1. Maybe Pujols didn't want to stay. Maybe there was nothing the Cardinals could've done to keep him. Maybe that was why an extension didn't get done before last season or during it. Maybe the Cardinals could've offered him a billion dollars and he was leaving.

2. Players are competitive. They compete with opponents on the field, with fellow players in the wallet and with the front office come contract time. Letting a player reach free agency is daring him to find something better. It is the equivalent of walking the guy ahead of him to load the bases.

3. Once a player reaches the open market, it is just that -- open. That means the organization loses control, control over dollar amounts and the exclusivity that prevented a team like the Angels from swooping in and channeling its inner Tom Hicks.

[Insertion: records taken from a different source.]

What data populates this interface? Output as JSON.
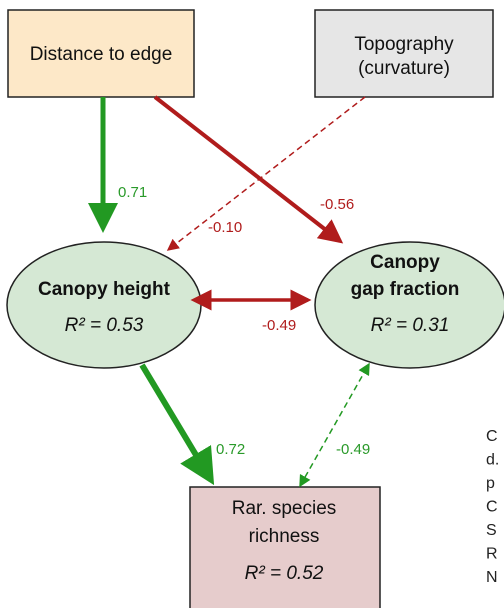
{
  "nodes": [
    {
      "label": [
        "Distance to edge"
      ]
    },
    {
      "label": [
        "Topography",
        "(curvature)"
      ]
    },
    {
      "label": [
        "Canopy height"
      ],
      "r2": "R² = 0.53"
    },
    {
      "label": [
        "Canopy",
        "gap fraction"
      ],
      "r2": "R² = 0.31"
    },
    {
      "label": [
        "Rar. species",
        "richness"
      ],
      "r2": "R² = 0.52"
    }
  ],
  "edges": [
    {
      "from": "Distance to edge",
      "to": "Canopy height",
      "label": "0.71"
    },
    {
      "from": "Distance to edge",
      "to": "Canopy gap fraction",
      "label": "-0.56"
    },
    {
      "from": "Topography (curvature)",
      "to": "Canopy height",
      "label": "-0.10"
    },
    {
      "from": "Canopy height",
      "to": "Canopy gap fraction",
      "label": "-0.49"
    },
    {
      "from": "Canopy height",
      "to": "Rar. species richness",
      "label": "0.72"
    },
    {
      "from": "Canopy gap fraction",
      "to": "Rar. species richness",
      "label": "-0.49"
    }
  ],
  "side_text": [
    "C",
    "d.",
    "p",
    "C",
    "S",
    "R",
    "N"
  ]
}
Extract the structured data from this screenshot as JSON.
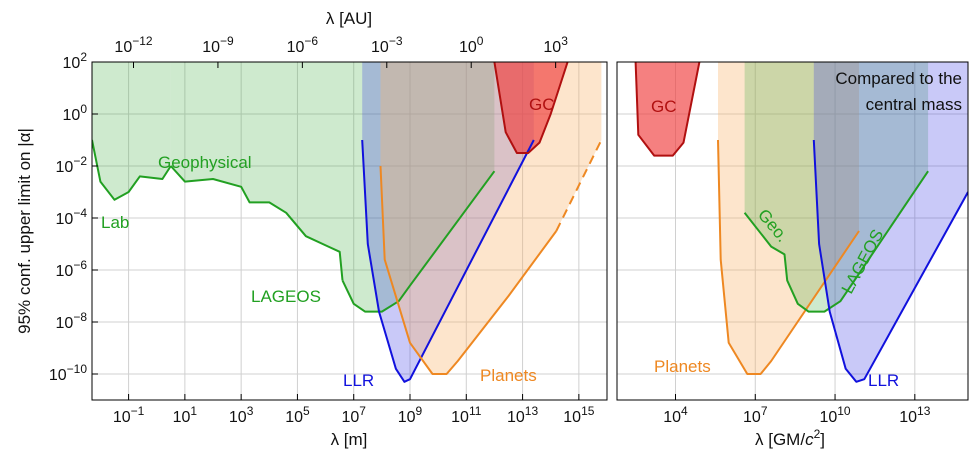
{
  "chart_data": [
    {
      "type": "area",
      "panel": "left",
      "ylabel": "95% conf. upper limit on |α|",
      "xlabel": "λ [m]",
      "xlabel_top": "λ [AU]",
      "xscale": "log",
      "yscale": "log",
      "xlim_log10": [
        -2.3,
        16
      ],
      "ylim_log10": [
        -11,
        2
      ],
      "grid": true,
      "x_ticks": [
        {
          "exp": -1,
          "label": "10",
          "sup": "−1"
        },
        {
          "exp": 1,
          "label": "10",
          "sup": "1"
        },
        {
          "exp": 3,
          "label": "10",
          "sup": "3"
        },
        {
          "exp": 5,
          "label": "10",
          "sup": "5"
        },
        {
          "exp": 7,
          "label": "10",
          "sup": "7"
        },
        {
          "exp": 9,
          "label": "10",
          "sup": "9"
        },
        {
          "exp": 11,
          "label": "10",
          "sup": "11"
        },
        {
          "exp": 13,
          "label": "10",
          "sup": "13"
        },
        {
          "exp": 15,
          "label": "10",
          "sup": "15"
        }
      ],
      "x_top_ticks": [
        {
          "exp_au": -12,
          "label": "10",
          "sup": "−12"
        },
        {
          "exp_au": -9,
          "label": "10",
          "sup": "−9"
        },
        {
          "exp_au": -6,
          "label": "10",
          "sup": "−6"
        },
        {
          "exp_au": -3,
          "label": "10",
          "sup": "−3"
        },
        {
          "exp_au": 0,
          "label": "10",
          "sup": "0"
        },
        {
          "exp_au": 3,
          "label": "10",
          "sup": "3"
        }
      ],
      "y_ticks": [
        {
          "exp": 2,
          "label": "10",
          "sup": "2"
        },
        {
          "exp": 0,
          "label": "10",
          "sup": "0"
        },
        {
          "exp": -2,
          "label": "10",
          "sup": "−2"
        },
        {
          "exp": -4,
          "label": "10",
          "sup": "−4"
        },
        {
          "exp": -6,
          "label": "10",
          "sup": "−6"
        },
        {
          "exp": -8,
          "label": "10",
          "sup": "−8"
        },
        {
          "exp": -10,
          "label": "10",
          "sup": "−10"
        }
      ],
      "series": [
        {
          "name": "Lab",
          "color": "#22a022",
          "fill": "rgba(60,170,60,0.25)",
          "log10_points": [
            [
              -2.3,
              -1.0
            ],
            [
              -2.0,
              -2.6
            ],
            [
              -1.5,
              -3.3
            ],
            [
              -1.0,
              -3.0
            ],
            [
              -0.6,
              -2.4
            ],
            [
              0.2,
              -2.5
            ],
            [
              0.5,
              -2.0
            ]
          ]
        },
        {
          "name": "Geophysical",
          "color": "#22a022",
          "fill": "rgba(60,170,60,0.25)",
          "log10_points": [
            [
              0.5,
              -2.0
            ],
            [
              1.0,
              -2.6
            ],
            [
              2.0,
              -2.5
            ],
            [
              3.0,
              -2.8
            ],
            [
              3.3,
              -3.4
            ],
            [
              4.0,
              -3.4
            ],
            [
              4.6,
              -3.8
            ],
            [
              5.3,
              -4.7
            ],
            [
              6.1,
              -5.1
            ],
            [
              6.5,
              -5.3
            ],
            [
              6.6,
              -6.4
            ]
          ]
        },
        {
          "name": "LAGEOS",
          "color": "#22a022",
          "fill": "rgba(60,170,60,0.25)",
          "log10_points": [
            [
              6.6,
              -6.4
            ],
            [
              7.0,
              -7.3
            ],
            [
              7.4,
              -7.6
            ],
            [
              8.0,
              -7.6
            ],
            [
              8.6,
              -7.2
            ],
            [
              9.0,
              -6.6
            ],
            [
              12.0,
              -2.2
            ]
          ]
        },
        {
          "name": "LLR",
          "color": "#1111dd",
          "fill": "rgba(60,60,230,0.28)",
          "log10_points": [
            [
              7.3,
              -1.0
            ],
            [
              7.5,
              -5.0
            ],
            [
              7.9,
              -7.6
            ],
            [
              8.5,
              -9.8
            ],
            [
              8.8,
              -10.3
            ],
            [
              9.0,
              -10.2
            ],
            [
              13.4,
              -1.0
            ]
          ]
        },
        {
          "name": "Planets",
          "color": "#ee8822",
          "fill": "rgba(250,180,110,0.35)",
          "log10_points": [
            [
              7.95,
              -2.0
            ],
            [
              8.1,
              -5.6
            ],
            [
              9.0,
              -8.8
            ],
            [
              9.8,
              -10.0
            ],
            [
              10.3,
              -10.0
            ],
            [
              10.7,
              -9.5
            ],
            [
              12.5,
              -7.0
            ],
            [
              14.2,
              -4.5
            ]
          ],
          "dashed_extension": [
            [
              14.2,
              -4.5
            ],
            [
              15.8,
              -1.0
            ]
          ]
        },
        {
          "name": "GC",
          "color": "#b01010",
          "fill": "rgba(240,60,60,0.65)",
          "log10_points": [
            [
              12.0,
              2.0
            ],
            [
              12.4,
              -0.7
            ],
            [
              12.8,
              -1.5
            ],
            [
              13.2,
              -1.5
            ],
            [
              13.6,
              -1.1
            ],
            [
              14.0,
              0.0
            ],
            [
              14.6,
              2.0
            ]
          ]
        }
      ],
      "annotations": [
        {
          "text": "Lab",
          "color": "#22a022"
        },
        {
          "text": "Geophysical",
          "color": "#22a022"
        },
        {
          "text": "LAGEOS",
          "color": "#22a022"
        },
        {
          "text": "LLR",
          "color": "#1111dd"
        },
        {
          "text": "Planets",
          "color": "#ee8822"
        },
        {
          "text": "GC",
          "color": "#b01010"
        }
      ]
    },
    {
      "type": "area",
      "panel": "right",
      "xlabel": "λ [GM/c²]",
      "xlabel_parts": {
        "pre": "λ [GM/",
        "c": "c",
        "sup": "2",
        "post": "]"
      },
      "xscale": "log",
      "yscale": "log",
      "xlim_log10": [
        1.8,
        15
      ],
      "ylim_log10": [
        -11,
        2
      ],
      "grid": true,
      "x_ticks": [
        {
          "exp": 4,
          "label": "10",
          "sup": "4"
        },
        {
          "exp": 7,
          "label": "10",
          "sup": "7"
        },
        {
          "exp": 10,
          "label": "10",
          "sup": "10"
        },
        {
          "exp": 13,
          "label": "10",
          "sup": "13"
        }
      ],
      "series": [
        {
          "name": "GC",
          "color": "#b01010",
          "fill": "rgba(240,60,60,0.65)",
          "log10_points": [
            [
              2.5,
              2.0
            ],
            [
              2.6,
              -0.8
            ],
            [
              3.2,
              -1.6
            ],
            [
              3.9,
              -1.6
            ],
            [
              4.3,
              -1.1
            ],
            [
              4.9,
              2.0
            ]
          ]
        },
        {
          "name": "Planets",
          "color": "#ee8822",
          "fill": "rgba(250,180,110,0.35)",
          "log10_points": [
            [
              5.6,
              -1.0
            ],
            [
              5.7,
              -5.6
            ],
            [
              6.0,
              -8.8
            ],
            [
              6.7,
              -10.0
            ],
            [
              7.2,
              -10.0
            ],
            [
              7.6,
              -9.5
            ],
            [
              10.9,
              -4.5
            ]
          ]
        },
        {
          "name": "Geo.",
          "color": "#22a022",
          "fill": "rgba(60,170,60,0.25)",
          "log10_points": [
            [
              6.6,
              -3.8
            ],
            [
              7.6,
              -5.1
            ],
            [
              8.1,
              -5.4
            ],
            [
              8.2,
              -6.4
            ],
            [
              8.6,
              -7.3
            ],
            [
              9.0,
              -7.6
            ],
            [
              9.6,
              -7.6
            ],
            [
              10.2,
              -7.2
            ],
            [
              10.6,
              -6.6
            ],
            [
              13.5,
              -2.2
            ]
          ]
        },
        {
          "name": "LLR",
          "color": "#1111dd",
          "fill": "rgba(60,60,230,0.28)",
          "log10_points": [
            [
              9.2,
              -1.0
            ],
            [
              9.4,
              -5.0
            ],
            [
              9.8,
              -7.6
            ],
            [
              10.4,
              -9.8
            ],
            [
              10.8,
              -10.3
            ],
            [
              11.1,
              -10.2
            ],
            [
              15.0,
              -3.0
            ]
          ]
        }
      ],
      "annotations": [
        {
          "text": "GC",
          "color": "#b01010"
        },
        {
          "text": "Planets",
          "color": "#ee8822"
        },
        {
          "text": "Geo.",
          "color": "#22a022"
        },
        {
          "text": "LAGEOS",
          "color": "#22a022"
        },
        {
          "text": "LLR",
          "color": "#1111dd"
        },
        {
          "text": "Compared to the",
          "color": "#111111"
        },
        {
          "text": "central mass",
          "color": "#111111"
        }
      ]
    }
  ]
}
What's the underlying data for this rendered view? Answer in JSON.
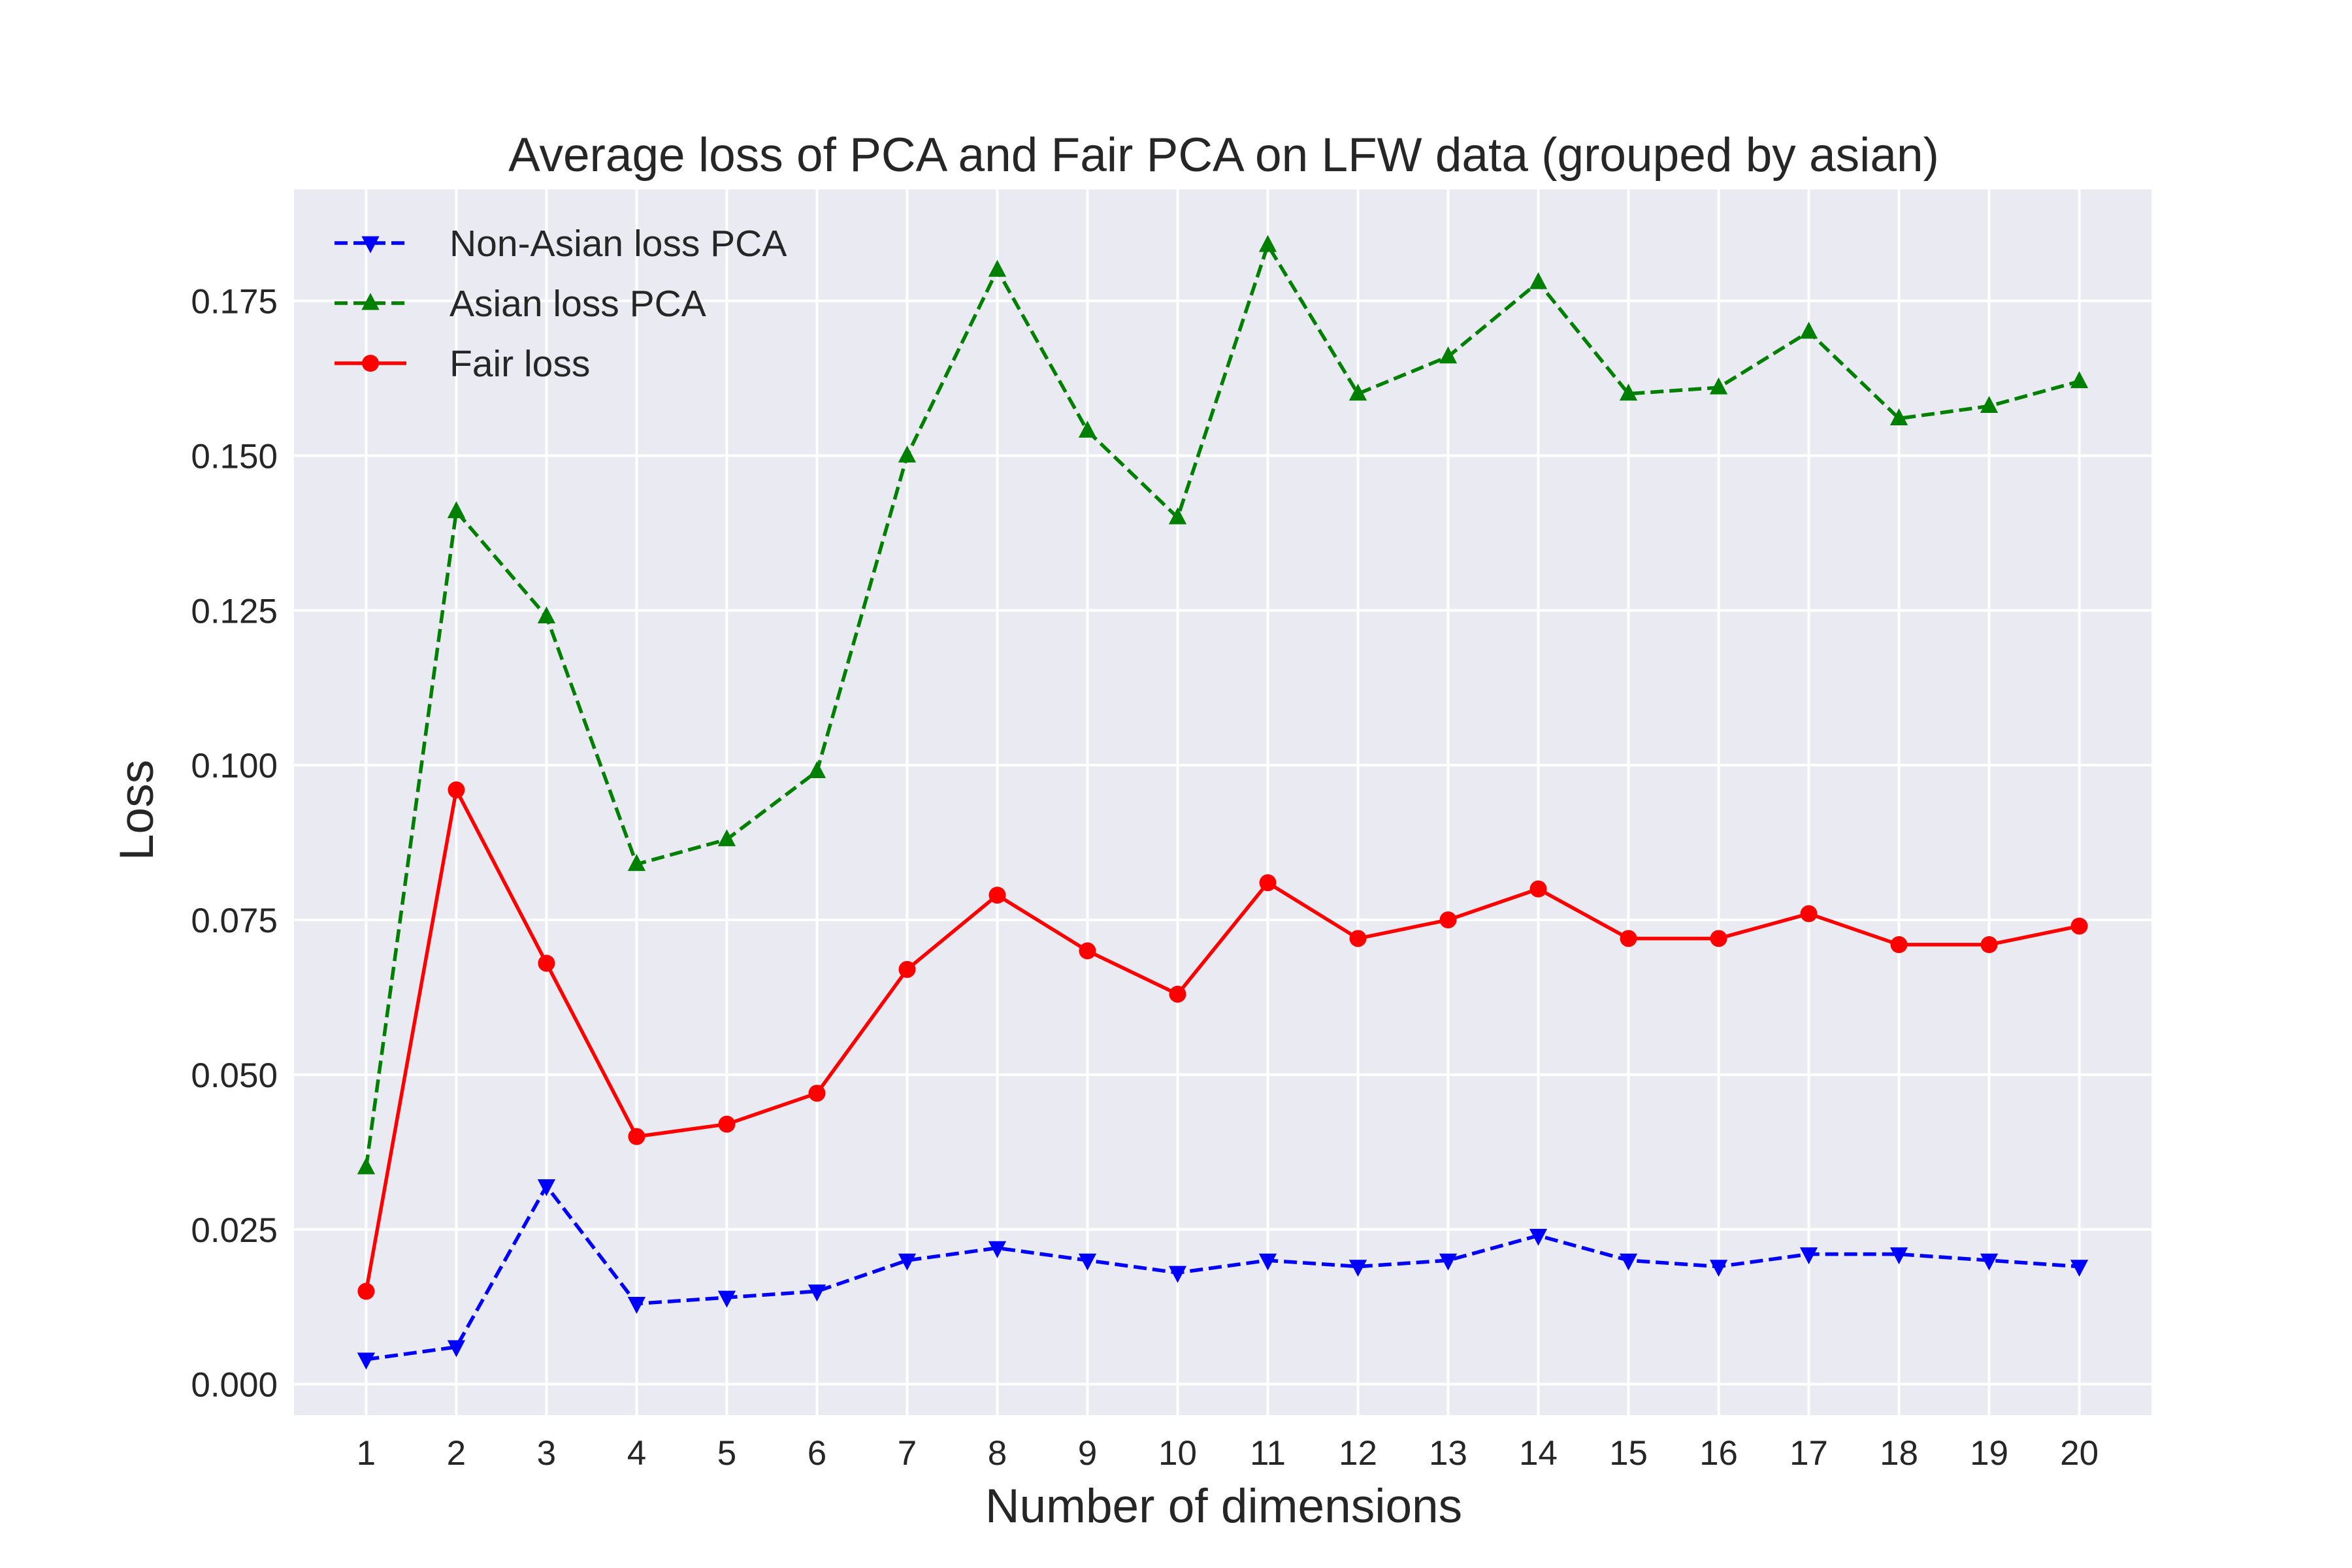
{
  "chart_data": {
    "type": "line",
    "title": "Average loss of PCA and Fair PCA on LFW data (grouped by asian)",
    "xlabel": "Number of dimensions",
    "ylabel": "Loss",
    "x": [
      1,
      2,
      3,
      4,
      5,
      6,
      7,
      8,
      9,
      10,
      11,
      12,
      13,
      14,
      15,
      16,
      17,
      18,
      19,
      20
    ],
    "xlim": [
      0.2,
      20.8
    ],
    "ylim": [
      -0.005,
      0.193
    ],
    "yticks": [
      0.0,
      0.025,
      0.05,
      0.075,
      0.1,
      0.125,
      0.15,
      0.175
    ],
    "ytick_labels": [
      "0.000",
      "0.025",
      "0.050",
      "0.075",
      "0.100",
      "0.125",
      "0.150",
      "0.175"
    ],
    "xtick_labels": [
      "1",
      "2",
      "3",
      "4",
      "5",
      "6",
      "7",
      "8",
      "9",
      "10",
      "11",
      "12",
      "13",
      "14",
      "15",
      "16",
      "17",
      "18",
      "19",
      "20"
    ],
    "grid": true,
    "legend_position": "top-left",
    "background": "#eaeaf2",
    "series": [
      {
        "name": "Non-Asian loss PCA",
        "color": "#0000ff",
        "line_style": "dashed",
        "marker": "triangle-down",
        "values": [
          0.004,
          0.006,
          0.032,
          0.013,
          0.014,
          0.015,
          0.02,
          0.022,
          0.02,
          0.018,
          0.02,
          0.019,
          0.02,
          0.024,
          0.02,
          0.019,
          0.021,
          0.021,
          0.02,
          0.019
        ]
      },
      {
        "name": "Asian loss PCA",
        "color": "#008000",
        "line_style": "dashed",
        "marker": "triangle-up",
        "values": [
          0.035,
          0.141,
          0.124,
          0.084,
          0.088,
          0.099,
          0.15,
          0.18,
          0.154,
          0.14,
          0.184,
          0.16,
          0.166,
          0.178,
          0.16,
          0.161,
          0.17,
          0.156,
          0.158,
          0.162
        ]
      },
      {
        "name": "Fair loss",
        "color": "#ff0000",
        "line_style": "solid",
        "marker": "circle",
        "values": [
          0.015,
          0.096,
          0.068,
          0.04,
          0.042,
          0.047,
          0.067,
          0.079,
          0.07,
          0.063,
          0.081,
          0.072,
          0.075,
          0.08,
          0.072,
          0.072,
          0.076,
          0.071,
          0.071,
          0.074
        ]
      }
    ]
  }
}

None of this is news. We've seen it a million times before, from Mo Vaughn to Barry Bonds, to Reggie Jackson, Kevin Brown, Mark Teixeira and so on ...

Some guys like Barry Bonds and Derek Jeter stay, but even staying is a choice that belongs to the player. Choice is what free agency is all about. It is the rightful American way. The Cardinals chose to gamble, and if they aren't the least surprised party by today's result, they should be.